Panicked, the young woman raced up the stairs only to find her mother’s room occupied by strangers. The linens and drapes were different, too. Eventually, a French police officer confided in the woman that her mother had suffered from the plague and that the hotel had disposed of her body and covered it up out of fear of the panic the presence of the plague in the city was sure to generate.
The story was told by a handful of reporters across multiple newspapers in the late 1800s. When pressed years later about its veracity, one reporter replied that he simply could not remember if the story had been related to him or if he’d simply made it up.[9]
1 The Choking Doberman
A young woman returns home after a night out with friends to a terrible sight: her beloved Doberman lying on its side, struggling to breathe. She rushes her pet to the emergency veterinary hospital, where she’s told that the necessary surgery could take hours and that she should return home and wait for news.

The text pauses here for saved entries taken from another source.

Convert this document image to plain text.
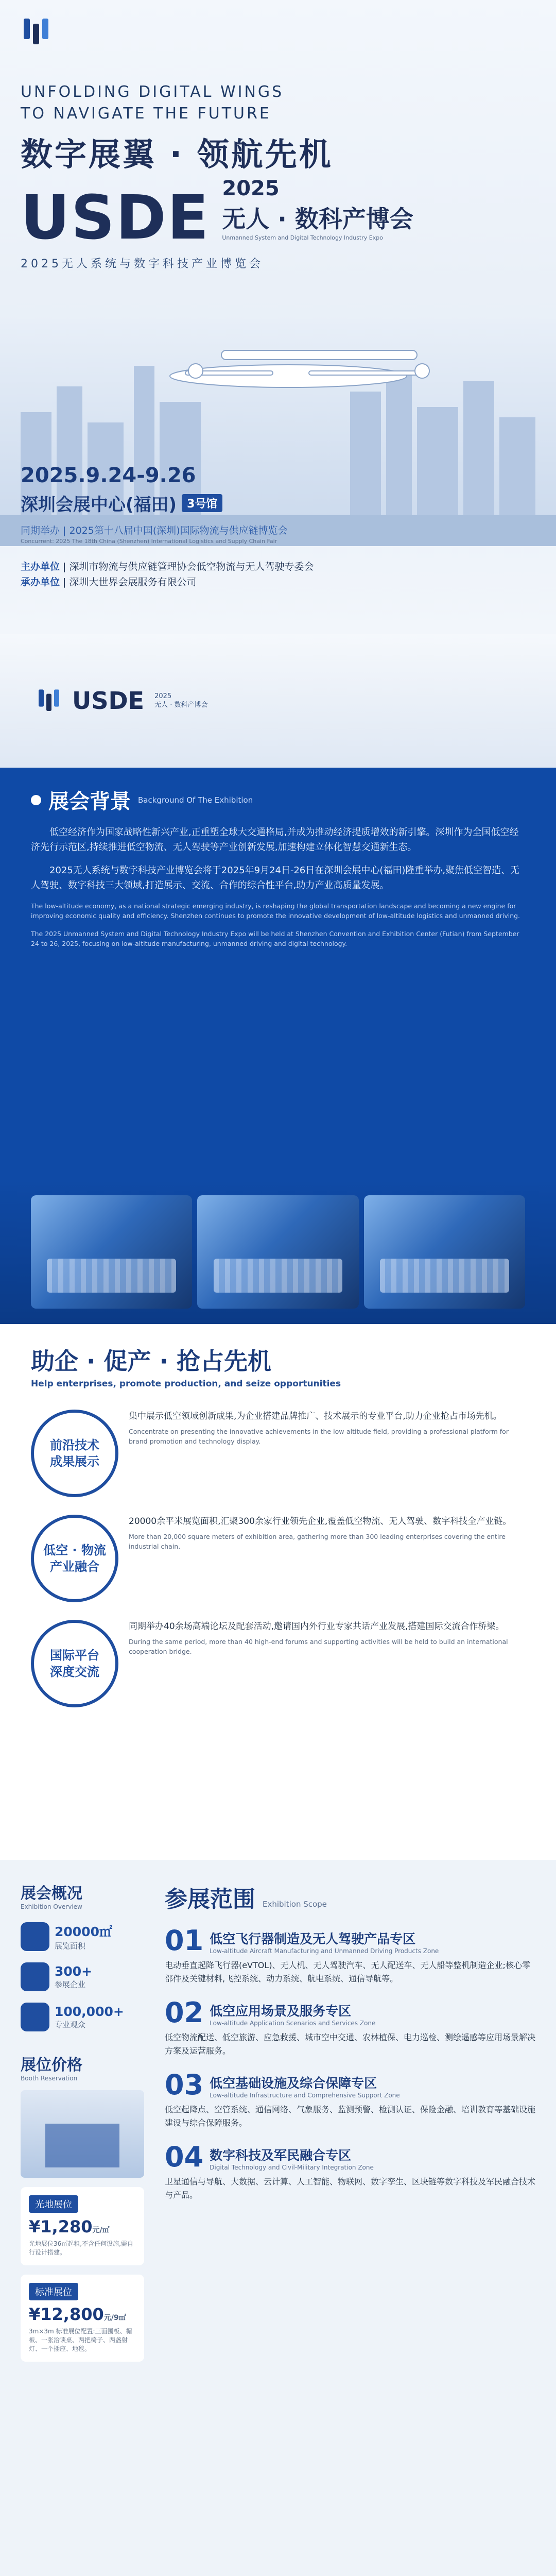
UNFOLDING DIGITAL WINGS
TO NAVIGATE THE FUTURE
数字展翼 · 领航先机
USDE 2025
无人 · 数科产博会
Unmanned System and Digital Technology Industry Expo
2025无人系统与数字科技产业博览会
2025.9.24-9.26
深圳会展中心(福田) 3号馆
同期举办 | 2025第十八届中国(深圳)国际物流与供应链博览会
Concurrent: 2025 The 18th China (Shenzhen) International Logistics and Supply Chain Fair
主办单位 | 深圳市物流与供应链管理协会低空物流与无人驾驶专委会
承办单位 | 深圳大世界会展服务有限公司
USDE 2025
无人 · 数科产博会
展会背景 Background Of The Exhibition

低空经济作为国家战略性新兴产业,正重塑全球大交通格局,并成为推动经济提质增效的新引擎。深圳作为全国低空经济先行示范区,持续推进低空物流、无人驾驶等产业创新发展,加速构建立体化智慧交通新生态。

2025无人系统与数字科技产业博览会将于2025年9月24日-26日在深圳会展中心(福田)隆重举办,聚焦低空智造、无人驾驶、数字科技三大领域,打造展示、交流、合作的综合性平台,助力产业高质量发展。

The low-altitude economy, as a national strategic emerging industry, is reshaping the global transportation landscape and becoming a new engine for improving economic quality and efficiency. Shenzhen continues to promote the innovative development of low-altitude logistics and unmanned driving.

The 2025 Unmanned System and Digital Technology Industry Expo will be held at Shenzhen Convention and Exhibition Center (Futian) from September 24 to 26, 2025, focusing on low-altitude manufacturing, unmanned driving and digital technology.

助企 · 促产 · 抢占先机
Help enterprises, promote production, and seize opportunities
前沿技术
成果展示
集中展示低空领域创新成果,为企业搭建品牌推广、技术展示的专业平台,助力企业抢占市场先机。
Concentrate on presenting the innovative achievements in the low-altitude field, providing a professional platform for brand promotion and technology display.
低空 · 物流
产业融合
20000余平米展览面积,汇聚300余家行业领先企业,覆盖低空物流、无人驾驶、数字科技全产业链。
More than 20,000 square meters of exhibition area, gathering more than 300 leading enterprises covering the entire industrial chain.
国际平台
深度交流
同期举办40余场高端论坛及配套活动,邀请国内外行业专家共话产业发展,搭建国际交流合作桥梁。
During the same period, more than 40 high-end forums and supporting activities will be held to build an international cooperation bridge.
展会概况
Exhibition Overview
20000㎡
展览面积
300+
参展企业
100,000+
专业观众
展位价格
Booth Reservation
光地展位
¥1,280元/㎡
光地展位36㎡起租,不含任何设施,需自行设计搭建。
标准展位
¥12,800元/9㎡
3m×3m 标准展位配置:三面围板、楣板、一张洽谈桌、两把椅子、两盏射灯、一个插座、地毯。
参展范围 Exhibition Scope
01 低空飞行器制造及无人驾驶产品专区
Low-altitude Aircraft Manufacturing and Unmanned Driving Products Zone
电动垂直起降飞行器(eVTOL)、无人机、无人驾驶汽车、无人配送车、无人船等整机制造企业;核心零部件及关键材料,飞控系统、动力系统、航电系统、通信导航等。
02 低空应用场景及服务专区
Low-altitude Application Scenarios and Services Zone
低空物流配送、低空旅游、应急救援、城市空中交通、农林植保、电力巡检、测绘遥感等应用场景解决方案及运营服务。
03 低空基础设施及综合保障专区
Low-altitude Infrastructure and Comprehensive Support Zone
低空起降点、空管系统、通信网络、气象服务、监测预警、检测认证、保险金融、培训教育等基础设施建设与综合保障服务。
04 数字科技及军民融合专区
Digital Technology and Civil-Military Integration Zone
卫星通信与导航、大数据、云计算、人工智能、物联网、数字孪生、区块链等数字科技及军民融合技术与产品。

As she arrives home for the second time that night, the woman’s phone begins to ring. Breathless, the vet implores her to get out of the house right away. They’ve removed the obstructions from her dog’s throat, and they turned out to be three human fingers.
A would-be burglar is eventually discovered hiding in a closet, unconscious due to blood loss.
The idea that our dogs would do anything to protect us is an enduring one. The roots of this tale likely come from the historic legend of Llywelyn the Great and his dog Gelert. Llywelyn, the Prince of the Welsh in 1228, returned from a hunting trip one day to find his home in disarray. His infant son was missing, the crib overturned, and loyal Gelert’s snout was smeared with blood.
Convinced his dog had eaten his child, Llywelyn didn’t hesitate to draw his sword and strike Gelert down. It was only after doing so that he heard the chirping of his child from beneath the overturned crib and, when moving about the room to retrieve the baby, discovered the bloodied body of the wolf Gelert had killed to protect the child.[10]